Por trás da casa da fazenda, corria uma fila de casinhas da taipa, com uma só porta. Em frente a elas, num terreiro batido e limpo, estavam reunidas umas vinte pessoas, quase todos homens, — pretos, caboclos e mulatos. Formavam círculo, uns sentados no chão, outros sobre os calcanhares, ou firmando na terra os joelhos e as pontas dos pés. No centro do círculo, o Benvindo sentado sobre uma pedra, empunhava a viola. Ao lado, de pé, um mulato, talvez de vinte anos de idade, rufava o pandeiro. Os dois cantavam em desafio. Uma fogueira, acesa a pequena distância, espancava as trevas, e alumiava a cena pitoresca.
O mulato cantou:
Já chegou, já está cantando:
Canta no seco e na lama;
Caboclo, tome sentido!
Quero ver a sua fama!
Benvindo respondeu logo, na mesma toada:
Quero ver a sua fama,
Diz você; pois há de ver:
Mulato, chegou seu dia,
Você tem de padecer.
E o mulato continuou, torcendo-se todo, caindo para um e outro lado, e acompanhando com o corpo o compasso do pandeiro:
Você tem de padecer...
Quem de nós padecerá?
Caboclo a mim não me espanta,
Nem mesmo do Ceará!
— Oh! José! — gritou o capitão. — Então vocês não dançam? Dancem um pouco, que estes moços querem ver!
— Formem a roda! — bradou o José — formem a roda!

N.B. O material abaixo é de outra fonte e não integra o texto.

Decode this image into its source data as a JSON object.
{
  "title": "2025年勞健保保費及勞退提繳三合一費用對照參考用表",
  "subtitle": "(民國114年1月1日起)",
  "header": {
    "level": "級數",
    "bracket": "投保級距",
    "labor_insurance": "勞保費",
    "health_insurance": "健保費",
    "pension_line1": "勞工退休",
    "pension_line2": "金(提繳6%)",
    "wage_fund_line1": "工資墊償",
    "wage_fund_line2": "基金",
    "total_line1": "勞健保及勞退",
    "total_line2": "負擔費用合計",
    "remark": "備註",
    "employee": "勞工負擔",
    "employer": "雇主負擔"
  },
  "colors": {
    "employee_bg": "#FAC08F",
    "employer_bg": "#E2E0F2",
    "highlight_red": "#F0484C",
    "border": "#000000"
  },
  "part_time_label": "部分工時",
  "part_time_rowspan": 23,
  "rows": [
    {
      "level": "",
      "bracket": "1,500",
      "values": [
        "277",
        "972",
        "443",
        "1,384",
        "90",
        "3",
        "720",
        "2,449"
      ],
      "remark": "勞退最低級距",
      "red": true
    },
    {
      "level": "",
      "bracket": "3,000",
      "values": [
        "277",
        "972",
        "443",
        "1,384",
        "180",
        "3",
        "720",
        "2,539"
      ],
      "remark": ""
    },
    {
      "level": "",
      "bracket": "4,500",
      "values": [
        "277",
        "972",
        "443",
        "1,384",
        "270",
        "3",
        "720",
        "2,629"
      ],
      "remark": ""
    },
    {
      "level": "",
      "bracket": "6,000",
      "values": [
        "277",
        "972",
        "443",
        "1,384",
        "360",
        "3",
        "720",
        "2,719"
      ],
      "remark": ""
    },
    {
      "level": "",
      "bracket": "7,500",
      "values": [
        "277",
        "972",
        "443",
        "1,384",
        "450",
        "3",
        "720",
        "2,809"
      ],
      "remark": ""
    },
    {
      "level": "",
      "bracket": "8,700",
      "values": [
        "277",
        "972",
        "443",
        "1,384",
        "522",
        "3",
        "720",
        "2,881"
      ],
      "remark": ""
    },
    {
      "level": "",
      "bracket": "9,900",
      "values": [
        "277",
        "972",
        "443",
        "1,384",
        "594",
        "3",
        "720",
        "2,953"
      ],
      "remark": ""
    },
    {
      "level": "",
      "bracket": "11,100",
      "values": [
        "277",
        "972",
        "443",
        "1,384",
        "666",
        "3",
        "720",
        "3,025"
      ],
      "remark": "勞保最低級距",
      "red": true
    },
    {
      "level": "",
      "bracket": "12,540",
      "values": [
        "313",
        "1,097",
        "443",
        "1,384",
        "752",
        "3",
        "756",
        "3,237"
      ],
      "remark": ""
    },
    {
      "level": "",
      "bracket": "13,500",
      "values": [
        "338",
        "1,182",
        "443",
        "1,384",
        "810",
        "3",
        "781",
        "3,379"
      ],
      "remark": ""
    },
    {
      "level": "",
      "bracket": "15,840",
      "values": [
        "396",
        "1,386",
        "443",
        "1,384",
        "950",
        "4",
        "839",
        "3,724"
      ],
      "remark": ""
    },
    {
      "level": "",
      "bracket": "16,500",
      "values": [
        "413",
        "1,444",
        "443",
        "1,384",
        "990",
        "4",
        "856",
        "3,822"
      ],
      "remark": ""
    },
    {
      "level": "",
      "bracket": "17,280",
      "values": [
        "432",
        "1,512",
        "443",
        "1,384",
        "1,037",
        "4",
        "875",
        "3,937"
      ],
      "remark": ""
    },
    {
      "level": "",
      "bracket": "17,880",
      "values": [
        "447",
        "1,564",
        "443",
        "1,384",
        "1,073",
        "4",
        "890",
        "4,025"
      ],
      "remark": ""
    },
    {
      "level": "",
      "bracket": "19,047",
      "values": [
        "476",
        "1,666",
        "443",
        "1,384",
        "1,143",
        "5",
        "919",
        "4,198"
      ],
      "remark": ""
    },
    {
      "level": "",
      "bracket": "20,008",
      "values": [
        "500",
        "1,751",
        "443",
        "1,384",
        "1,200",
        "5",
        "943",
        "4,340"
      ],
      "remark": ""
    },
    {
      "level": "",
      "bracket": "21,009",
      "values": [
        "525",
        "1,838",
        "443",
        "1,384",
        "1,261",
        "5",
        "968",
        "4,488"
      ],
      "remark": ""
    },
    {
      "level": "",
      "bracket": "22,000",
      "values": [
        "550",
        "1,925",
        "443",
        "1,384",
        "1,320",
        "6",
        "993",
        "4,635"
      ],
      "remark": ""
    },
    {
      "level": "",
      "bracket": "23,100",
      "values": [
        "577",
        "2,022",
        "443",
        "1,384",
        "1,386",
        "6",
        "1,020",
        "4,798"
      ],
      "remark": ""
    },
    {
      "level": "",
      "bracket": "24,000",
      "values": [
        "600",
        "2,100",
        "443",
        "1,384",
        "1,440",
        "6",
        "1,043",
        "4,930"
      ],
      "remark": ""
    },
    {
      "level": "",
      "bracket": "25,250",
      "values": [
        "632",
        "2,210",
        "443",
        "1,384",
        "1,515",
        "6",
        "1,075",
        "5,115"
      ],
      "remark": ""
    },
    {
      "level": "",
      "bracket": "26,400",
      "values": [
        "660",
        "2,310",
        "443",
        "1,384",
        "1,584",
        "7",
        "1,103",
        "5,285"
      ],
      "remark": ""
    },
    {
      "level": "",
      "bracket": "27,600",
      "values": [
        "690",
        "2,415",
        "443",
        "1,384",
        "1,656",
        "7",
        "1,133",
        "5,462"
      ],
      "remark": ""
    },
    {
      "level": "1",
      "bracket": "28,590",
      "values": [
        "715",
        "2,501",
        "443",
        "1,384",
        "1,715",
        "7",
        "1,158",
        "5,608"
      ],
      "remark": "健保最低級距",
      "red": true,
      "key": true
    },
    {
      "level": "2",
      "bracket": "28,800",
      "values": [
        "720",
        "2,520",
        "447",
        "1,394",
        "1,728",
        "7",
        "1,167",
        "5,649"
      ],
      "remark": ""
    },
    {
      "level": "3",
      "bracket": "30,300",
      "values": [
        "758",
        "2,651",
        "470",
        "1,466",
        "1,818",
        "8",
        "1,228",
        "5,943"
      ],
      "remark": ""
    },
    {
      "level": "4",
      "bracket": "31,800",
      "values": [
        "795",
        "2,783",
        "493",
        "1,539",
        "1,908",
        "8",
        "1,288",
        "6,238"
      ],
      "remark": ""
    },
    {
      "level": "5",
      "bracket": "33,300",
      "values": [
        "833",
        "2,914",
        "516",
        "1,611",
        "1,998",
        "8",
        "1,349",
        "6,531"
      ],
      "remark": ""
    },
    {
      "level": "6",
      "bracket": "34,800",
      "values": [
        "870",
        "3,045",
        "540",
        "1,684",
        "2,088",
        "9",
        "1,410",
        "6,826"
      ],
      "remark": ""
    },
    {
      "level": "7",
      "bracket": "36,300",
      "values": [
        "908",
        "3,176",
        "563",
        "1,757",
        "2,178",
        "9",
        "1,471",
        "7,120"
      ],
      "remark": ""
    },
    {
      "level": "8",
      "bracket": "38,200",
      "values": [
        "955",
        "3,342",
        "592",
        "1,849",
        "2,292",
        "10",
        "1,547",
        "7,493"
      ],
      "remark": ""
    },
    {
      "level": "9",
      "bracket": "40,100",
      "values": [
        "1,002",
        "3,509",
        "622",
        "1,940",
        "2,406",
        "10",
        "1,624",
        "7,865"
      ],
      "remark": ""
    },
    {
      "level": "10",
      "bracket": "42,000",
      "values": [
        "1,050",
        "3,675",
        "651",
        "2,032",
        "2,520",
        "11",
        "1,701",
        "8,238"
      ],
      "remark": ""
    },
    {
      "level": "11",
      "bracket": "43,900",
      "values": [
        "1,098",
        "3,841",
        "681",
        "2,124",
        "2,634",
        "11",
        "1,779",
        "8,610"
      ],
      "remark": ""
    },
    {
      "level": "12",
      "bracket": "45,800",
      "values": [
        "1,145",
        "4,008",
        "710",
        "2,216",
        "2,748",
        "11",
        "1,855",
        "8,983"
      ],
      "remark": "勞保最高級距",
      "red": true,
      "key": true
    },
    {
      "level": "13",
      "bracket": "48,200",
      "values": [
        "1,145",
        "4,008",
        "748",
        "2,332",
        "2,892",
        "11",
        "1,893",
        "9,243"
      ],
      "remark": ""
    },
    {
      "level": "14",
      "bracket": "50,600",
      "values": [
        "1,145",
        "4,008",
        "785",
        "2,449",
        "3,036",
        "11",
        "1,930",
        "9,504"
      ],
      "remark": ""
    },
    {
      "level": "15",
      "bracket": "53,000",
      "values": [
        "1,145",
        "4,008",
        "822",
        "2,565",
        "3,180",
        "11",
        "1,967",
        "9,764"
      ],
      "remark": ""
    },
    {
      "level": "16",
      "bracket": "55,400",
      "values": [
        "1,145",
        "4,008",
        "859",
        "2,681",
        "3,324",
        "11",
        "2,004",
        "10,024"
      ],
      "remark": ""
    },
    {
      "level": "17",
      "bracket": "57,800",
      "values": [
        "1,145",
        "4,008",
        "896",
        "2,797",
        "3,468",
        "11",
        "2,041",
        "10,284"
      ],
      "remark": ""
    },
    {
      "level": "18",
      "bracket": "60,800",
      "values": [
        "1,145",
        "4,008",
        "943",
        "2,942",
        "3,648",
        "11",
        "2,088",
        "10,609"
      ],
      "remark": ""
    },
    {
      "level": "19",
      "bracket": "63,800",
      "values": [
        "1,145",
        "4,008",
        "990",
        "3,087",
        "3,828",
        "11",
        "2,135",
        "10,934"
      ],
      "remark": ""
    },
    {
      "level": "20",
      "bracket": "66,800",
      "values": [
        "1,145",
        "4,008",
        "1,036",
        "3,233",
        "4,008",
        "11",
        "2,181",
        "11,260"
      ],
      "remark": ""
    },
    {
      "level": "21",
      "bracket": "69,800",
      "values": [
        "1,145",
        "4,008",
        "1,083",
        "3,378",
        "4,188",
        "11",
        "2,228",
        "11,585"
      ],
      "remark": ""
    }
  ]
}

— Quem tira? — perguntou um outro.
— Teresa! Teresa, tira o samba!
Levantaram-se todos. O Benvindo acomodou-se a um lado, com a sua viola. Formaram uma larga roda. No meio, apareceu uma crioula, moça e franzina, bonita, e começou a cantar com uma vozinha fraca, mas afinada:
Eia, negro ateimoso:
O boi é preto, valeroso, guadimá,
Fui ao mato, tirei pau fiz um bodoque,
Mandei balas a galope
No peito do sabiá...
Todos responderam, em coro, cantando a mesma trova. A crioula cantava dançava, dentro da roda, sapateando, com um passinho miúdo, acompanhando o ritmo da música, dando voltas e reviravoltas e castanholando com os dedos. Quando ela acabava de cantar uma trova, o coro a repetia. Depois a dançarina aproximou-se de um dos parceiros da roda, dançando sempre, chamando-o, vindo os dois dançar no centro do círculo, um defronte do outro, — e retirou-se, cedendo o lugar a outra pessoa.
— Bem! — disse Carlos. — Já vimos bastante. Vamos dormir, Alfredo, que devemos partir cedinho...
Dormiram. E, quando nasceu o sol, já estavam prontos para partir, levando roupas, um farto farnel, e muitos abraços e desejos de felicidade.